I found it refreshing to read your warm and positive piece on "Remember the Titans" (Oct. 5). It read as if your reviewer actually likes movies, a pleasant change in this town where a critic's supercilious desire to flaunt his or her knowledge overrides any possibility of praise. Even as he listed the inaccuracies and gaffes in the film, your reviewer was still able to recognize and point out the movie's merits.
One inconsistency in the film was called to my attention by a friend of mine whose son did not attend T.C. Williams (the Alexandria school featured in the movie) in its historic 1971 year. Before the season began, the son's impression was: Hey, three schools are merging into T.C. Williams they're going to have the pick of the best players from three schools. They'll murder us. And they did.
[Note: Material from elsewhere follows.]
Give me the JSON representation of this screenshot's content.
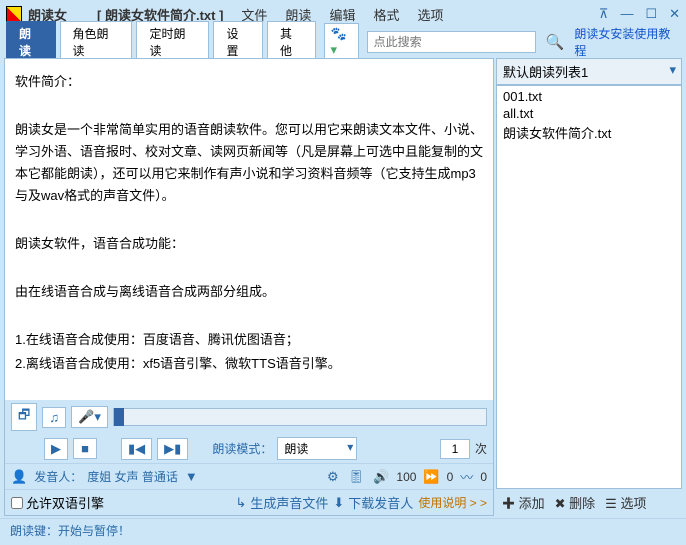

Unlike the movie's portrayal, the Titans' unbroken string of victories was more inevitability than apotheosis.
Still, this fact can be placed in one's pocket of "suspended disbelief," and the film can be enjoyed for what it is an upbeat yarn that hits especially close to home for those of us in the Washington area.
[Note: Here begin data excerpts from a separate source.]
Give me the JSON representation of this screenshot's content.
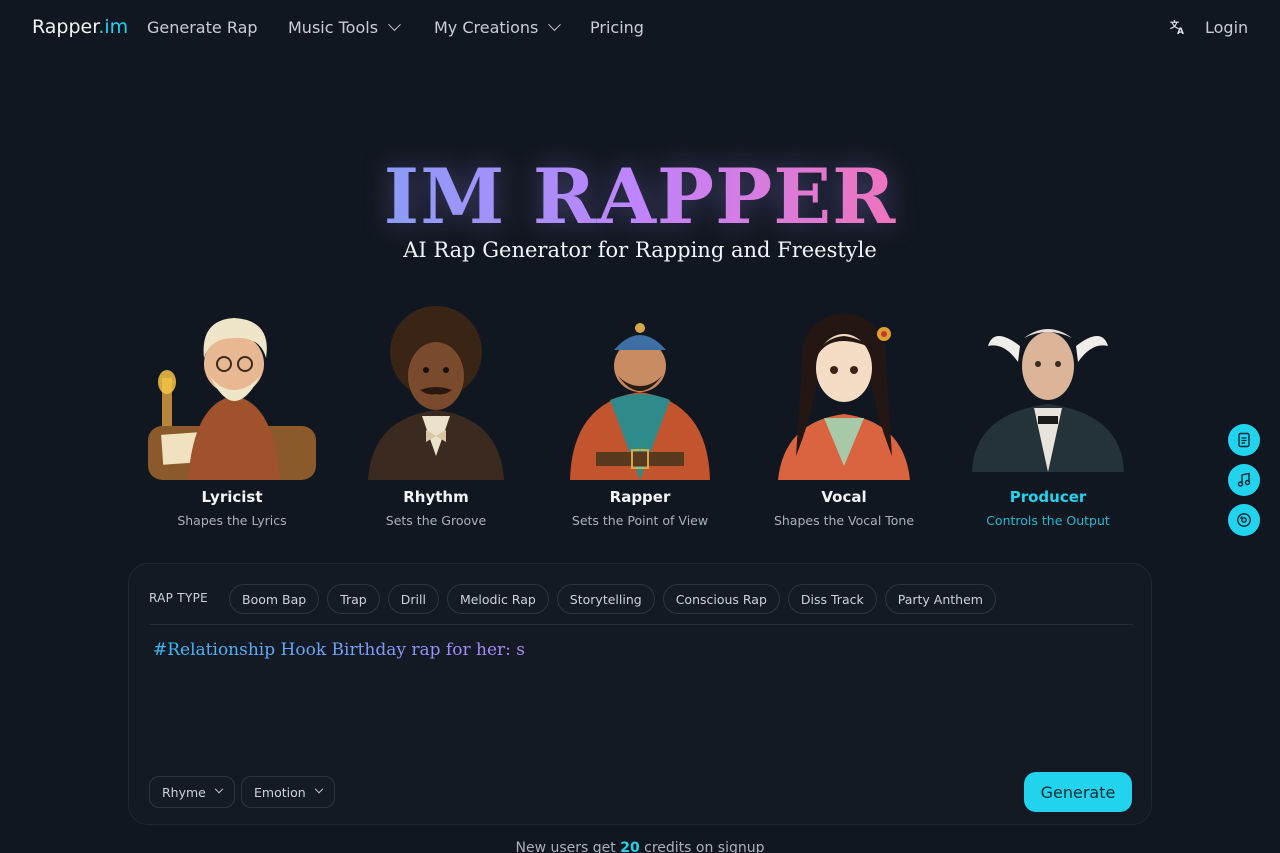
{
  "nav": {
    "brand_main": "Rapper",
    "brand_accent": ".im",
    "links": [
      "Generate Rap",
      "Music Tools",
      "My Creations",
      "Pricing"
    ],
    "lang_icon": "translate-icon",
    "login": "Login"
  },
  "hero": {
    "title": "IM RAPPER",
    "subtitle": "AI Rap Generator for Rapping and Freestyle"
  },
  "characters": [
    {
      "name": "Lyricist",
      "desc": "Shapes the Lyrics"
    },
    {
      "name": "Rhythm",
      "desc": "Sets the Groove"
    },
    {
      "name": "Rapper",
      "desc": "Sets the Point of View"
    },
    {
      "name": "Vocal",
      "desc": "Shapes the Vocal Tone"
    },
    {
      "name": "Producer",
      "desc": "Controls the Output"
    }
  ],
  "editor": {
    "rap_type_label": "RAP TYPE",
    "rap_types": [
      "Boom Bap",
      "Trap",
      "Drill",
      "Melodic Rap",
      "Storytelling",
      "Conscious Rap",
      "Diss Track",
      "Party Anthem"
    ],
    "prompt": "#Relationship Hook Birthday rap for her: s",
    "selects": [
      "Rhyme",
      "Emotion"
    ],
    "generate": "Generate"
  },
  "note": {
    "before": "New users get ",
    "credits": "20",
    "after": " credits on signup"
  },
  "colors": {
    "accent": "#22d3ee",
    "background": "#111720"
  },
  "floating_icons": [
    "document-icon",
    "music-note-icon",
    "disc-icon"
  ]
}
No protection for child when it comes to abortion drug

Does this make sense?
The hot issue before the Supreme Court of late has been whether to hear the case of 10 Charleston, S.C., women who, while pregnant, were tested for cocaine use without their knowledge. Yet another broiling topic has been the recent Food and Drug Administration approval of RU-486, the so-called abortion pill.
While the basis of the first case attempts to focus on eliminating illegal searches, it inadvertently gives legitimacy to the pro-life argument by saying that a mother is harming her unborn child while contaminating her body with drugs. Obviously, child protection authorities thought this a serious enough offense to imprison at least one woman for endangering her child's life.
In the case of RU-486, a seemingly unrelated issue, women are actually paying for the right to use a drug to get rid of their unborn child.
Why is it that a woman who uses one drug, which can kill or harm her unborn child, is maligned and even imprisoned for her action, while another woman pays for a drug once unapproved for use in the United States that doesn't just harm but kills her unborn child, and the medical community as well as the FDA lauds the drug's ease of use, efficiency and safety?
Maybe if the FDA approved of cocaine and other drugs to induce abortions, the cost of eliminating a life could be even cheaper.
It just doesn't make sense.
New Orleans

Men too are at risk of dying from breast cancer

As October is Breast Cancer Awareness Month, your insert in the Oct. 5 edition of The Washington Times was both timely and informative. The breast-cancer community has done so much to increase awareness, early detection and treatment. The Susan B. Koman Foundation is doing great work toward eradicating breast cancer from the face of the earth.
If awareness is the objective, however, the insert left out a population that also suffers and dies from this terrible disease men. Although the information included randomly placed statistics about men with breast cancer, men are likely to overlook those figures. Today, few men are educated about this health risk.
According to the National Cancer Institute, about 1,600 men are diagnosed with breast cancer every year, and about 400 die of it. Men are usually older when diagnosed, and psychological factors often delay effective treatment. Although incidence rates for men are much lower than for women, men are less likely to detect breast cancer at an early stage, when it is most treatable. Therefore, the rate of diagnosed men who die from the disease is high.
Men simply aren't aware that they also can be victims of breast cancer, since it is widely seen as "a woman's disease." Men need to become aware of their risks, early detection methods and treatment options, as they differ from those for women.
In addition, materials about breast cancer generally are marketed toward women and illustrated in pink with woman-friendly images. We need to start targeting men with some of these materials so they are able to take action and become informed. Men need to be addressed in such a way that they don't feel embarrassed.
Unfortunately, men seldom seek out information about their own health care needs. We must find new ways of getting the message out to all who are placed at risk by breast cancer.